In females, the contents include the ilioinguinal and genitofemoral nerves as well as the round ligament.
The ilioinguinal nerve is a branch of L1 and provides sensation to the anterior perineum and medial and upper thigh. In males, it also provides sensation to the anterior scrotal area. In women, the nerve provides sensation to the labia majora and mons pubis.
The genitofemoral nerve is derived from the L1-L2 spinal nerve roots and provides a motor function to the cremasteric muscle and sensory innervation to the labia in females and scrotum in females.
During inguinal hernia surgery, great care is required to prevent damage to the two nerves as it can lead to significant morbidity. In hernia repairs that utilize a mesh the ilioinguinal nerve can be compressed while suturing around the internal oblique muscle. Postoperatively the patient will complain of significant pain or tingling in the innervated areas.

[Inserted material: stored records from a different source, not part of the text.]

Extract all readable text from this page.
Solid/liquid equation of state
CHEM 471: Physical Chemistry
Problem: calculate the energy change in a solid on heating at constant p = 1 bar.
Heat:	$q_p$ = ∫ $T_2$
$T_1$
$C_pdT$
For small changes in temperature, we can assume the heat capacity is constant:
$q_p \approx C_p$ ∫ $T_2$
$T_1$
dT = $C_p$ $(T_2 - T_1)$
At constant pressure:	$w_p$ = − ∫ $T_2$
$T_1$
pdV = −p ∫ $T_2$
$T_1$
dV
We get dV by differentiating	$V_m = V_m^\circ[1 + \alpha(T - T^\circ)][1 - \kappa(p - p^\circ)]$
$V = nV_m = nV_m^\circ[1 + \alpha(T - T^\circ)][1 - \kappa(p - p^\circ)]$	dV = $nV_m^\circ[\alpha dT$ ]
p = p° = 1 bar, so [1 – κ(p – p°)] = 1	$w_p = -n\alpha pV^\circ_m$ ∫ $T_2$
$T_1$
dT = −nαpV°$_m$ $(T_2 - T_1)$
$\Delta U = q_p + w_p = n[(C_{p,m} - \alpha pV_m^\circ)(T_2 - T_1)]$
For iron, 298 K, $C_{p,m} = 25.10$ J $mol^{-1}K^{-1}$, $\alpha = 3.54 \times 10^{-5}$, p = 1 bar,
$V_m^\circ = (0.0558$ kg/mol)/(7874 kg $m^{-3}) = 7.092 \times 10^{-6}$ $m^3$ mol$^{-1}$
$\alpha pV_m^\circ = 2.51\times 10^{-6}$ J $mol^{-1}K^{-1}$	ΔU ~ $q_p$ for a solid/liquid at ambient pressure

The spermatic cord is easily recognized as it runs in the inguinal canal. It runs together with several small vessels and nerves that connect with the testis. The structures that are of importance in the spermatic cord include the testicular artery, artery to the ductus deferens and the cremaster artery. In addition, there are lymphatics and the pampiniform plexus and the genital branch running with the cord. Any combination of these structures can be injured if the spermatic cord is handled inappropriately during surgical dissection.
An indirect hernia can occur when the peritoneal sac enters the inguinal canal via the deep inguinal ring. There is typically associated failure of the processus vaginalis and atrophy after birth.
In a direct hernia the peritoneal sac enters the inguinal canal directly via a defect in the posterior wall of the inguinal canal.
Both inguinal hernias often present in the labia majora or inguinal area as swellings which are more prominent when the individual is upright. Once an inguinal hernia has been diagnosed a surgical consultation is necessary as they are prone to incarceration or strangulation.
A hydrocele occurs because of the persistent patency of the processus vaginalis, and it may coexist with an indirect hernia. The condition presents with fluid accumulation in the scrotum. The fluid accumulation can be significant, and most hydroceles need surgical intervention.
The inguinal area also is associated with lymphadenopathy from infections and malignancies. Malignancies in the inguinal area are rare, but a lymphoma can present with bilateral lymphadenopathy of the groin. Sometimes one may discover lipoma of the spermatic cord. The most malignant tumors of the spermatic cord are rhabdomyosarcomas which are seen in children.